LSB can’t really avoid the word “mankind” in the opening line, but they avoid it for the rest of the hymn. The line “from sire to son the bane descends” gets the axe, and instead we have the limp “from one to all the curse descends,” because (a) patriarchy is bad, and (b) you don’t know what a bane is and can’t be bothered to learn. LSB’s version doesn’t even say the same thing. TLH’s version teaches us that every generation since Adam, and every act of generation, passes on original sin. “From sire to son.” This is why the Jews circumcised their sons: the organ by which a man sired sons was marked to show that his generation was corrupted by sin. TLH’s version puts you in mind of this truth, which is not taught as often as what LSB’s “from one to all” refers to. LSB’s version, while not untrue, is just neutered. (I hope that “neutered” doesn’t trigger people on Facebook. I can read it now: “Crude neuter language doesn’t strengthen any argument”!) It’s also bland and ugly by comparison, and that matters.

Verse 2 has more pointless gender-neutral “we” language, which, instead of directing our thoughts “extra nos” to the archetypes of the Old Adam and the New Adam (Christ), makes us all introspective and pietistic. On the bright side, if you know the old version and you’d like to sing it from memory, you’ll trip up at this point, get distracted, and have to fumble for the page number to see what other booby-traps are waiting for you. Oh wait that isn’t a bright side.

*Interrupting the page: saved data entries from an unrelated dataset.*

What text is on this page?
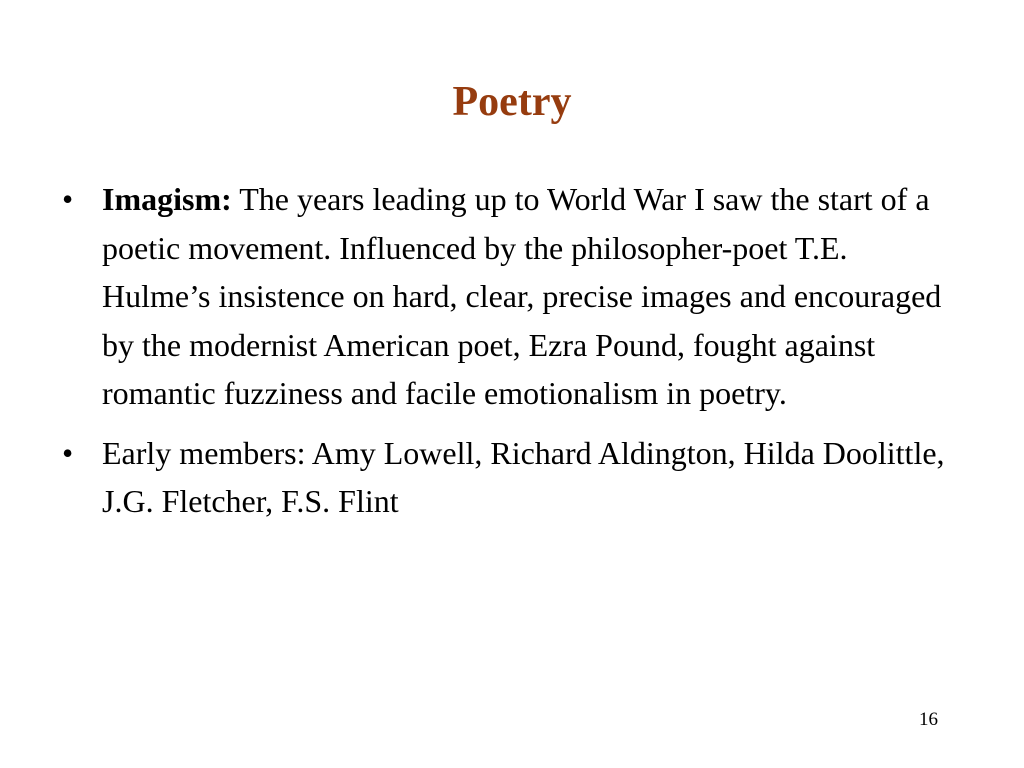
Poetry
• Imagism: The years leading up to World War I saw the start of a poetic movement. Influenced by the philosopher-poet T.E. Hulme’s insistence on hard, clear, precise images and encouraged by the modernist American poet, Ezra Pound, fought against romantic fuzziness and facile emotionalism in poetry.
• Early members: Amy Lowell, Richard Aldington, Hilda Doolittle, J.G. Fletcher, F.S. Flint
16
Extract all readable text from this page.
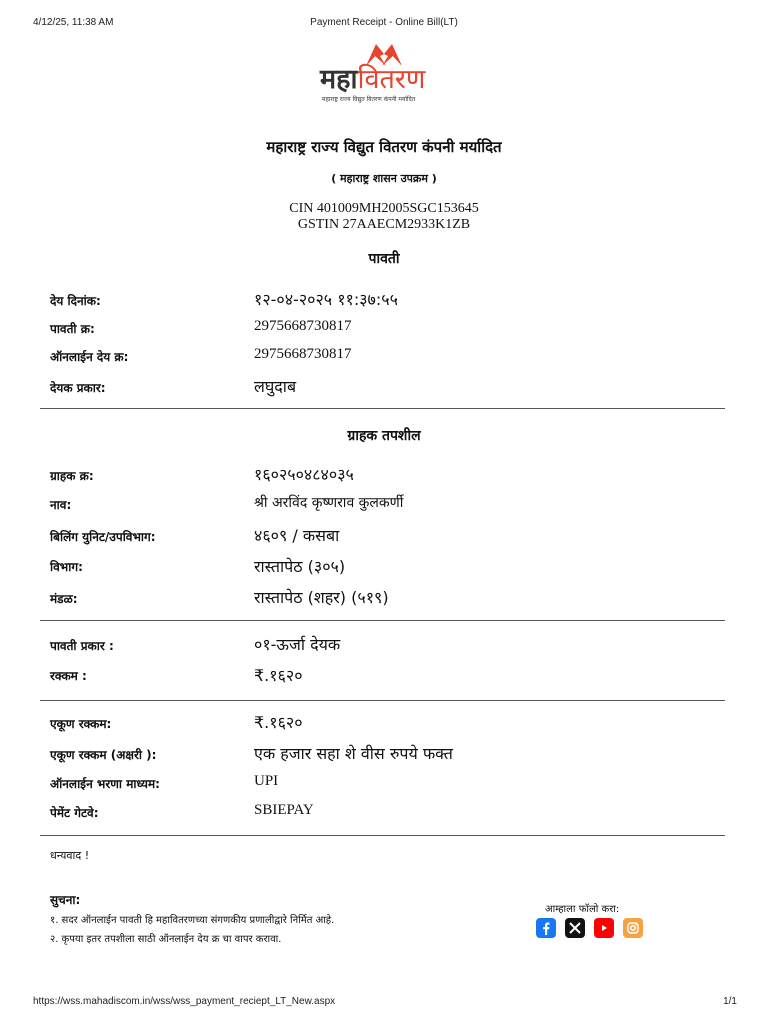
4/12/25, 11:38 AM	Payment Receipt - Online Bill(LT)
महावितरण
महाराष्ट्र राज्य विद्युत वितरण कंपनी मर्यादित
महाराष्ट्र राज्य विद्युत वितरण कंपनी मर्यादित
( महाराष्ट्र शासन उपक्रम )
CIN 401009MH2005SGC153645
GSTIN 27AAECM2933K1ZB
पावती
देय दिनांक:	१२-०४-२०२५ ११:३७:५५
पावती क्र:	2975668730817
ऑनलाईन देय क्र:	2975668730817
देयक प्रकार:	लघुदाब
ग्राहक तपशील
ग्राहक क्र:	१६०२५०४८४०३५
नाव:	श्री अरविंद कृष्णराव कुलकर्णी
बिलिंग युनिट/उपविभाग:	४६०९ / कसबा
विभाग:	रास्तापेठ (३०५)
मंडळ:	रास्तापेठ (शहर) (५१९)
पावती प्रकार :	०१-ऊर्जा देयक
रक्कम :	₹.१६२०
एकूण रक्कम:	₹.१६२०
एकूण रक्कम (अक्षरी ):	एक हजार सहा शे वीस रुपये फक्त
ऑनलाईन भरणा माध्यम:	UPI
पेमेंट गेटवे:	SBIEPAY
धन्यवाद !
सुचना:
१. सदर ऑनलाईन पावती हि महावितरणच्या संगणकीय प्रणालीद्वारे निर्मित आहे.
२. कृपया इतर तपशीला साठी ऑनलाईन देय क्र चा वापर करावा.
आम्हाला फॉलो करा:
https://wss.mahadiscom.in/wss/wss_payment_reciept_LT_New.aspx	1/1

Verse 5 has one of those stupid Lutheran corrections. “We all received the gift of grace” doesn’t thread the needle tightly enough, because people might think that grace is infused or something. I don’t know what the deal is here. “We all were justified by grace” doesn’t actually fix the problem of potential misunderstanding; it, too, is lacking in precision…which is OK, because hymns have a bit more latitude than dogmatics textbooks. That doesn’t mean any amount of imprecision is allowable, but it does mean that there’s some leeway and poetic license. If you want to sing Francis Pieper’s Christian Dogmatics set to music, you might be a good guy and all, but you know nothing about beauty. (And don’t give me some derp “precise doctrinal formulation is the most beautiful thing.”) Again, why change the words? Is “we all received the gift of grace” unbiblical? No, it’s not. It ain’t broke, and it doesn’t need fixing, but some people just can’t leave well enough alone. Once again, this is a pointless booby-trap that cuts people off from one another and creates factions. But then if you don’t want to get on board with the new and inferior stuff, you’re the one who’s being divisive and a stick-in-the-mud.